А еще у него есть стихотворение, в котором две первые строки сплошь состоят из одного посыла: "На восток, на восток!.."
Он тоскует по Украине на Колыме, тоскует в лагере, но там он все равно чувствует себя ближе к ней и вместе с ней, чем если бы он выехал из страны.
Зболіле серце, як болід,
в ночах лишає слід...
В 2015 году в Донецке уничтожили барельеф Василя Стуса – ночью, тайком. Сейчас появляются там и здесь новости о сносе памятников Пушкину в Украине. Я думаю, что те, кто сносит памятники Пушкину, не читали Василя Стуса, а уничтожившие памятную доску Стусу не читали Пушкина.
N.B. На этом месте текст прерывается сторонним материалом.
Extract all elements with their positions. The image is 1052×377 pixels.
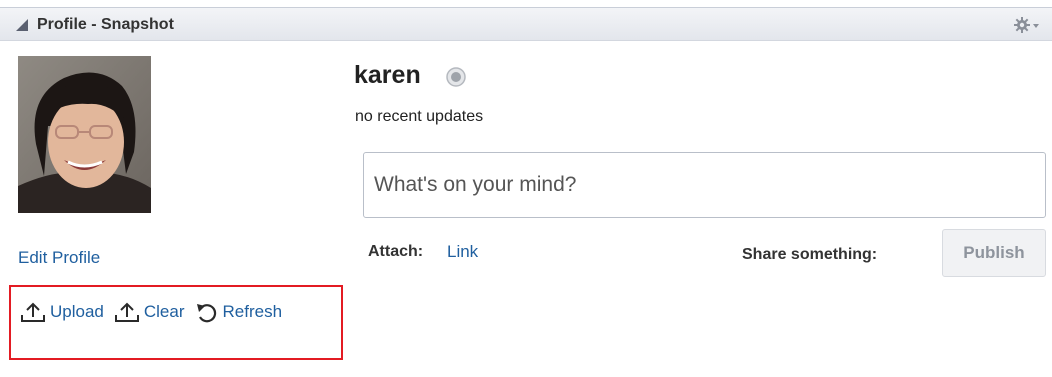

И совсем по-грустному смешно, когда я слышу инициативы украинцев об удалении русских поэтов из школьных программ и замене их западноевропейскими поэтами. Ну при чем тут поэты! Ладно, изучайте Байрона вместо Пушкина, Пушкину от этого хуже не будет, только овладейте сначала английским в совершенстве. Без Байрона не было бы Пушкина. А без Пастернака, Цветаевой и Рильке не было бы Василя Стуса.
Вот один эпизод из воспоминаний Светланы Кириченко. Серпухов, остановка, Василь Стус и Светлана ждут автобуса до Тарусы и говорят… о Цветаевой и Пастернаке. Василь признается, что Пастернак был его первой любовью, первым поэтом, открывшимся ему как гений. "Це було щось неймовiрне – вiдкриття його поезii". А от поэзии Цветаевой у него перехватывает горло.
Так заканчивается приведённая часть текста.